Member of Parliament
- In office 29 October 2011 – 21 January 2019

Personal details
- Born: 18 December 1971 (age 54) Tórshavn, Faroe Islands
- Party: Social Democratic Party (Javnaðarflokkurin)

= Rigmor Dam =

Faroese politician and teacher

Rigmor Dam (born 18 December 1971) is a Faroese politician and teacher, she has also been working as a journalist for the Faroese paper Sosialurin before she was elected to the Faroese parliament, the Løgting. She is the current Minister of Education, Research and Culture of the Faroe Islands.

== Political career ==
Dam was elected member of the Faroese parliament for Social Democratic Party (Javnaðarflokkurin) in 2011. At the 2015 elections she was re-elected. On 15 September 2015 she was elected Minister of Culture in the Cabinet of Aksel V. Johannesen.
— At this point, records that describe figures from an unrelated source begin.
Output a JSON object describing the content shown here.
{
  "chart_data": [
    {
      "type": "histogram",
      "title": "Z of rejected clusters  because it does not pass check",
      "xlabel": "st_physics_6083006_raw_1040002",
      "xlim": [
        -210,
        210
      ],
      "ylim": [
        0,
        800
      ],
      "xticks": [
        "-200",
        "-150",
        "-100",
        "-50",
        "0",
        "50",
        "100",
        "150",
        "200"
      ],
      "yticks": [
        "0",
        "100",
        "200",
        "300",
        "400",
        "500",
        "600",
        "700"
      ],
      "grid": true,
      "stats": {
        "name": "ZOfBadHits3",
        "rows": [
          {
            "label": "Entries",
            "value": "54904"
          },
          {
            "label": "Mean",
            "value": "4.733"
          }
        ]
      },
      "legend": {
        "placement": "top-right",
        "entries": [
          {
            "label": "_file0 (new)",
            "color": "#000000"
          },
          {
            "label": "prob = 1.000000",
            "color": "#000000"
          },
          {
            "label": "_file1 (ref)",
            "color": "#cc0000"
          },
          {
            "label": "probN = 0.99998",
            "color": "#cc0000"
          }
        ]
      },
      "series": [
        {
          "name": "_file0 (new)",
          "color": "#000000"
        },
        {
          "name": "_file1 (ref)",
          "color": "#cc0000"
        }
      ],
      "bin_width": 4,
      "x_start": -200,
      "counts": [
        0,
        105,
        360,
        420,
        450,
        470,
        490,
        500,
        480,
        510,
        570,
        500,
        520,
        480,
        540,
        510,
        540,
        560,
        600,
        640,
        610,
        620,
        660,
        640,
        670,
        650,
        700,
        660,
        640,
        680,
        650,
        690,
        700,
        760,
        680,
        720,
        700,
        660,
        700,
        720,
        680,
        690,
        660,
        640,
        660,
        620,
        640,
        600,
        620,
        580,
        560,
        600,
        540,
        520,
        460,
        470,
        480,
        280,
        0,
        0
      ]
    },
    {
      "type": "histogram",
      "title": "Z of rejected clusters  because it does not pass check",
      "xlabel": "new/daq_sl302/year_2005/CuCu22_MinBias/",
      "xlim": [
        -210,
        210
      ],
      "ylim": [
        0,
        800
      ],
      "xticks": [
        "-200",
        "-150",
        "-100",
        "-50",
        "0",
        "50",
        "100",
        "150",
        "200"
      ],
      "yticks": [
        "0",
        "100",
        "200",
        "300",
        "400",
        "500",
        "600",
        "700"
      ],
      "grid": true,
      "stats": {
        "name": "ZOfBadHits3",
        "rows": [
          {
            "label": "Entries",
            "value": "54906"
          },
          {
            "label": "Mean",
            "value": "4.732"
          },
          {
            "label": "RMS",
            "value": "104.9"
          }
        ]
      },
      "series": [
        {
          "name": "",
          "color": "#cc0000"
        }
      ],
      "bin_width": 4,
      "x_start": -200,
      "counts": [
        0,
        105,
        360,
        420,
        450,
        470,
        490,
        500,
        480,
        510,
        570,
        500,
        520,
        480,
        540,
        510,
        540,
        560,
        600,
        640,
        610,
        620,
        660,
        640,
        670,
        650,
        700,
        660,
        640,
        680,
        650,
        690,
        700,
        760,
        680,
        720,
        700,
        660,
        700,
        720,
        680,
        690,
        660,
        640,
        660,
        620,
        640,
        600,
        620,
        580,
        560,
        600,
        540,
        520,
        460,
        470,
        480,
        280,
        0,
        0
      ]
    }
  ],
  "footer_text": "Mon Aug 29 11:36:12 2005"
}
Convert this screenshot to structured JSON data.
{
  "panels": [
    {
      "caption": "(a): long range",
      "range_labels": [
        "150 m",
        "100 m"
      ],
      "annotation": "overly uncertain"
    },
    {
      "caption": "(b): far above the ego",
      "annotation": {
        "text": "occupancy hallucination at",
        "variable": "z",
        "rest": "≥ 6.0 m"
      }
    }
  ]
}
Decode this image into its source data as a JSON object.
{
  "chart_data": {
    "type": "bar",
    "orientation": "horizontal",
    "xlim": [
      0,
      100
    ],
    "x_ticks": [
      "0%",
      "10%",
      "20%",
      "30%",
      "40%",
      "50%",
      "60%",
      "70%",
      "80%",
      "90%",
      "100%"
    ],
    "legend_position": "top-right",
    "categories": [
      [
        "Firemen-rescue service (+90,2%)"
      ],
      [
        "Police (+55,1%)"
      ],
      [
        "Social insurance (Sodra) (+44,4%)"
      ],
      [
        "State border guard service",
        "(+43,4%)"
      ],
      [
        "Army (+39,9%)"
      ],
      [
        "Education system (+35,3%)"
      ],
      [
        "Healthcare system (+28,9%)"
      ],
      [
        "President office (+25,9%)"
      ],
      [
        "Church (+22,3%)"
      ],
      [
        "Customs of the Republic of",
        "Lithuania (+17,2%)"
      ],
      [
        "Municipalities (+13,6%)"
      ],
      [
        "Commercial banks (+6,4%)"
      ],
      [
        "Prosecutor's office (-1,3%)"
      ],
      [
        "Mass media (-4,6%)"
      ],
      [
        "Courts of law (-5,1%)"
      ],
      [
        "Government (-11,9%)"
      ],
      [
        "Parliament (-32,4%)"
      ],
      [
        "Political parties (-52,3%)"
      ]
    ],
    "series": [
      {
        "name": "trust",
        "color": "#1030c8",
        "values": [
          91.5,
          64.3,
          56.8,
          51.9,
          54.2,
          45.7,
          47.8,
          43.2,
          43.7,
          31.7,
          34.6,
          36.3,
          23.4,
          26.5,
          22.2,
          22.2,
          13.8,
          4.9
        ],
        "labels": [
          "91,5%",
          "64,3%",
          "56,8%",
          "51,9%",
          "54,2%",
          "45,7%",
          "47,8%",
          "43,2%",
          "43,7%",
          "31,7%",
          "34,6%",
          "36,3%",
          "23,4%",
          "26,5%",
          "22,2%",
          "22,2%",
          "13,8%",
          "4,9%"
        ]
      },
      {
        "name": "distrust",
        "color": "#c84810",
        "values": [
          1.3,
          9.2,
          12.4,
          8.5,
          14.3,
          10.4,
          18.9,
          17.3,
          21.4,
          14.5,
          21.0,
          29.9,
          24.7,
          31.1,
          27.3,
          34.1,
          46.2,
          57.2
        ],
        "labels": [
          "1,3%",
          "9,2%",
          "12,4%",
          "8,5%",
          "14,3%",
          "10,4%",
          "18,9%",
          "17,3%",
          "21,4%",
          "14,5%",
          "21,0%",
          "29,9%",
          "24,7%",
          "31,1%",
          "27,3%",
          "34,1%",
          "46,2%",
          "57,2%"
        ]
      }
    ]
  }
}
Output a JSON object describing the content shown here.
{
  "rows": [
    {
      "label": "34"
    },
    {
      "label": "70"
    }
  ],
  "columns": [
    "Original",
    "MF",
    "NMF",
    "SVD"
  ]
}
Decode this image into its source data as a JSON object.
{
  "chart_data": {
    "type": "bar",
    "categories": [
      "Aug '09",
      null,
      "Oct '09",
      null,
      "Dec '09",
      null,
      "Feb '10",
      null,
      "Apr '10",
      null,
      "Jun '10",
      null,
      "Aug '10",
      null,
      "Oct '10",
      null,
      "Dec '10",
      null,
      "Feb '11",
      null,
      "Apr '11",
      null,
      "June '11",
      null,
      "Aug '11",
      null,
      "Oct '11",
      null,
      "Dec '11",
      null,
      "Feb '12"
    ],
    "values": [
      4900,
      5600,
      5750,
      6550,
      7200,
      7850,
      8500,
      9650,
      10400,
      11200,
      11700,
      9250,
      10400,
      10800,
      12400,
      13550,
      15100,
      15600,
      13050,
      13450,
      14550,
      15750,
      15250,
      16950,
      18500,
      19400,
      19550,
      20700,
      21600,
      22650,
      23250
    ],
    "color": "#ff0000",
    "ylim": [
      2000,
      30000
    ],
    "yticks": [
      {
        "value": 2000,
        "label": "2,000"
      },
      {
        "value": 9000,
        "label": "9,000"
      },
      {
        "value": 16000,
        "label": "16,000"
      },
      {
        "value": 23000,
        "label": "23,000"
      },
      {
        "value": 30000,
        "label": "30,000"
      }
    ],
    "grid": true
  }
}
=== Member of standing committees of the Løgting 2011-15 ===
- Vice chairman for the Welfare Committee (Trivnaðarnevndin)
- Member of the Committee of Culture affairs (Mentanarnevndin)
- Vice member of the Committee of Justice (Rættarnevndin)

== Family ==
Rigmor Dam is the daughter of Durita og Bergur P. Dam, her grandfather on her father's side, was former prime minister Peter Mohr Dam, former prime minister Atli Dam was her uncle and the politician Helena Dam á Neystabø is her cousin. Rigmor Dam is married to Arnbjørn Ó. Dalsgarð, a librarian, writer and one of two editors of the Faroese magazine Vencil. They have three children: Bergur, Sára Maria and Rói.